Disparities in hospital Capacities and Efficiency of Computer-based health insurance Claims Processing
Background. The Philippine Health Insurance Corporation (PhilHealth) has adopted several computer-based systems to enhance claims processing for hospitals.
Objectives. This study sought to determine the efficiency gains in the processing of PhilHealth claims following the introduction of computer-based processing systems, taking into account differences in hospital characteristics.
Methods. Data were obtained from a survey conducted among 200 hospitals, and their corresponding 2014 claims figures as provided by PhilHealth. Summary descriptive statistics of hospital capacities (ownership, service level, and utilization of PhilHealth computer systems) and claims outcomes (claims rejection rates, as well as length of claims processing times for hospitals and with PhilHealth) were generated. Multivariate regression analysis was done using claims outcomes as dependent variables, and hospital capacities as independent variables.

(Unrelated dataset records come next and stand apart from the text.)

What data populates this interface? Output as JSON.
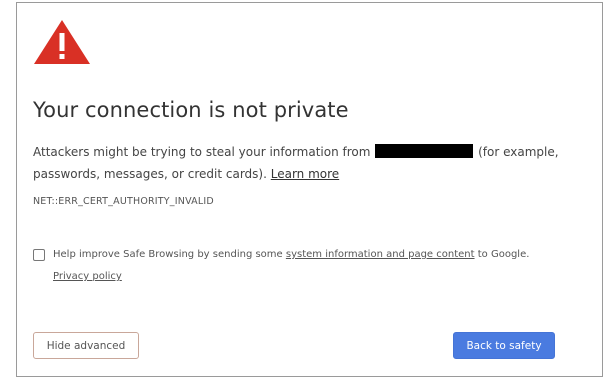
{
  "icon": {
    "name": "warning-icon",
    "color": "#d93025"
  },
  "heading": "Your connection is not private",
  "message": {
    "part1": "Attackers might be trying to steal your information from",
    "part2": "(for example, passwords, messages, or credit cards).",
    "learn_more": "Learn more"
  },
  "error_code": "NET::ERR_CERT_AUTHORITY_INVALID",
  "safe_browsing": {
    "checked": false,
    "text_before": "Help improve Safe Browsing by sending some",
    "link": "system information and page content",
    "text_after": "to Google.",
    "privacy_policy": "Privacy policy"
  },
  "buttons": {
    "hide_advanced": "Hide advanced",
    "back_to_safety": "Back to safety"
  },
  "colors": {
    "primary_button": "#4a7be0",
    "secondary_button_border": "#c9a79a"
  }
}
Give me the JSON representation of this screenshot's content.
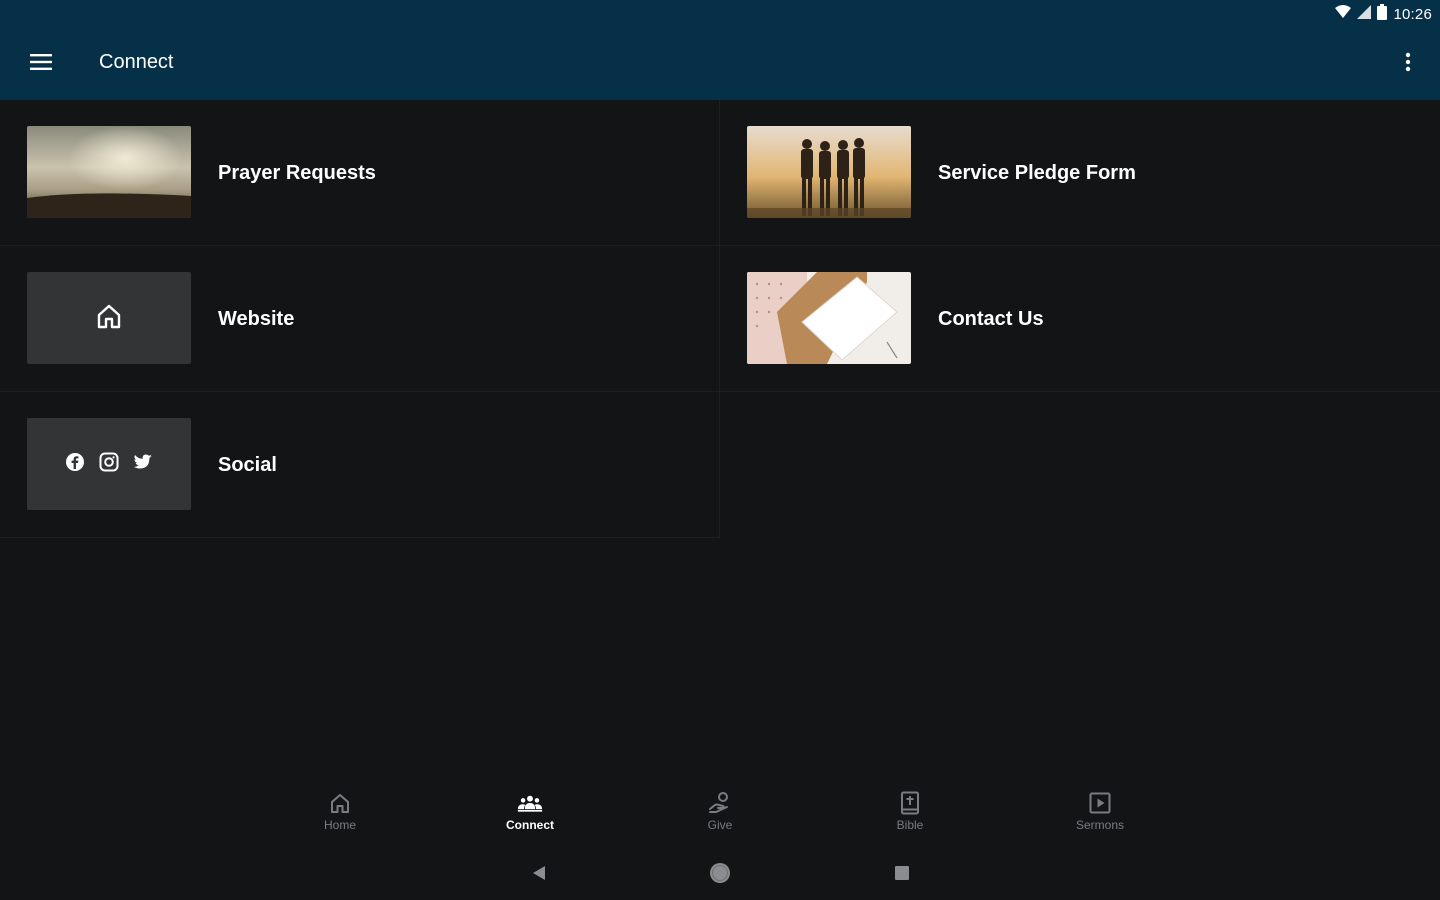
{
  "status_bar": {
    "time": "10:26"
  },
  "app_bar": {
    "title": "Connect"
  },
  "cards": [
    {
      "label": "Prayer Requests",
      "thumb": "sky-photo"
    },
    {
      "label": "Service Pledge Form",
      "thumb": "friends-sunset-photo"
    },
    {
      "label": "Website",
      "thumb": "home-icon"
    },
    {
      "label": "Contact Us",
      "thumb": "notebooks-photo"
    },
    {
      "label": "Social",
      "thumb": "social-icons"
    }
  ],
  "bottom_nav": [
    {
      "label": "Home",
      "icon": "home-icon",
      "active": false
    },
    {
      "label": "Connect",
      "icon": "people-icon",
      "active": true
    },
    {
      "label": "Give",
      "icon": "give-icon",
      "active": false
    },
    {
      "label": "Bible",
      "icon": "bible-icon",
      "active": false
    },
    {
      "label": "Sermons",
      "icon": "play-icon",
      "active": false
    }
  ],
  "colors": {
    "app_bar": "#063048",
    "background": "#131416",
    "tile": "#333436",
    "inactive_nav": "#7a7c80"
  }
}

Results. Nearly a quarter of the surveyed hospitals did not utilize any of PhilHealth’s computer-based claims systems. Utilization was lowest for primary as well as public facilities. Among those that used the systems, most employed the on-line membership verification program. The mean claims rejection rate was 3.81%. Claims processing by hospitals took an average of 35 days, while PhilHealth required 40 days from receipt of claims to release of reimbursement. Regression analysis indicated that facilities which utilized computers as well as private hospitals had significantly lower claims rejection rates (p<0.05). The claims processing duration was significantly shorter among private facilities.
Conclusions. Private hospitals are able to process claims and obtain reimbursements faster than public facilities, regardless of the use of PhilHeath’s computer-based systems. PhilHealth and public hospitals need to optimize claims processing arrangements.